Madrid, Leo, Pep
En lo que llevamos de siglo XXI tenemos dos genios indiscutibles: Guardiola y Messi. Pido un esfuerzo por reconocerles la grandeza, porque ellos nos hacen mejores a todos
De profesión, genios
Hay jugadores malos y hay cracks. Fáciles de descubrir. Luego están los de nivel medio, complicados de definir porque conviven en ellos virtudes y defectos. Finalmente están los genios, dominadores del juego, individuos predestinados que inauguran un antes y un después en la historia del fútbol. Nace uno cada veinte años y el que no se entera o no lo reconoce tiene un problema. Específicamente psicológico. Estaríamos ante un fanático que solo deja entrar ciertas obsesiones en su recinto mental. En lo que llevamos de siglo XXI y en distintos planos, el del entrenador y el del jugador, tenemos dos genios indiscutibles: Pep Guardiola y Leo Messi, personajes muy representativos del mejor Barcelona. Los que somos del Madrid los hemos padecido, los que queremos el fútbol tenemos que descubrirnos ante estos prodigios que fabrican placer y eficacia.

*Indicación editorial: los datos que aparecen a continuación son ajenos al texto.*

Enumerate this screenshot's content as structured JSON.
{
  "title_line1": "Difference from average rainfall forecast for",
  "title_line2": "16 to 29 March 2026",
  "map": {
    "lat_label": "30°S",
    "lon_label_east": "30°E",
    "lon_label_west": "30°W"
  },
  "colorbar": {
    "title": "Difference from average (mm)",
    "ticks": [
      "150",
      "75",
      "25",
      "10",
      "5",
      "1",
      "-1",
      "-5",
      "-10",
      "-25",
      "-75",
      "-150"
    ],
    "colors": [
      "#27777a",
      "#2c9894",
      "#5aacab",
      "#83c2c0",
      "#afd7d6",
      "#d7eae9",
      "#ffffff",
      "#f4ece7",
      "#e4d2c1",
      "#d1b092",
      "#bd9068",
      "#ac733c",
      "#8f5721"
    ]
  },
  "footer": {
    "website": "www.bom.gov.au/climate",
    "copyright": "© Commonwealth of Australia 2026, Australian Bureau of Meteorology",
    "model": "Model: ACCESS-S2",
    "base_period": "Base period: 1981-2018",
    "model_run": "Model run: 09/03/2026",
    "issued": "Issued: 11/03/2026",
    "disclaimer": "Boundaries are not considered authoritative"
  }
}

Armas nobles para no rendirse
Los amantes del fútbol tienen hasta la obligación de reconocer la excelencia. Los amantes de un club también, aunque conviva en ellos otra obligación, la de combatirlos con una excelencia equiparable. Admiré a Florentino cuando asumió su segunda presidencia del Madrid en el momento en que el Barcelona presumía de sextete. Lo primero que hizo fue decir: “Aquí estamos nosotros”, fichando de un tirón a Benzema, Kaká y Cristiano. Esa es la obligación: no rendirse empleando armas nobles. Lo de Mourinho fue otro cantar. Durante todo el tiempo en que Messi estuvo en el Barça, viví una incómoda situación a la que me condenaban los míos. “Quien quiere a Messi es antimadridista”, era la proclama. Proclama a la que traté de salvar por elevación: “El que no quiere a Messi no quiere al fútbol”. Lo cierto es que amé y amo a Messi con la culpa de un adúltero, pero sin intención de corregirme.
Pruebas muy contundentes
Lo de Pep Guardiola tiene otra dimensión porque las ideas son más fáciles de rebatir que las acciones. Nadie es capaz de ponerse en el lugar de un jugador porque su virtuosismo lo hace inalcanzable. No hablemos del genio, al que solo le cabe el asombro. En cambio, las decisiones del entrenador son siempre debatibles, más después de un partido, y muchísimo más tras una derrota. Ley muy conocida. Pero cuando en una trayectoria de quince años se suman 35 títulos es difícil atacarla desde el pragmatismo. Cuando el juego es dominante y atractivo, es difícil que nos quejemos los acusados de románticos. Cuando las innovaciones primero sorprenden y después se convierten en referencia, es imposible no reconocer que estamos ante el entrenador más influyente de este siglo. Nos guste o no nos guste.
Aplaudan conmigo
¿De verdad creemos que Messi necesitaba una Copa del Mundo para sentarlo en la mesa de los mejores de la historia? ¿De verdad creemos que Pep necesitaba una tercera Champions para consagrarse? Los dos cobraron la pieza que les exigíamos para disgusto de sus críticos, pero en el caso de Pep, estoy convencido de que la exigencia encontrará nuevos desafíos y el ninguneo nuevas pruebas. Tampoco en lo personal hay escondite posible si lo acusan de arrogante cuando se defiende de los ataques y de hipócrita cuando muestra una versión respetuosa y amable. Pero ya no cuentan las simpatías y las antipatías porque lo real es que la temporada termina con los dos héroes levantando las Copas que se les exigía. Y que merecían para que, por fin, la superioridad que marcan también tenga constatación simbólica. A los refutadores de leyendas no les voy a pedir “que se vayan a dormir”, como hizo Thierry Henry, sino que hagan un esfuerzo por reconocer a quienes elevan hasta la grandeza el ámbito al que pertenecen, porque ellos nos hacen mejores a todos.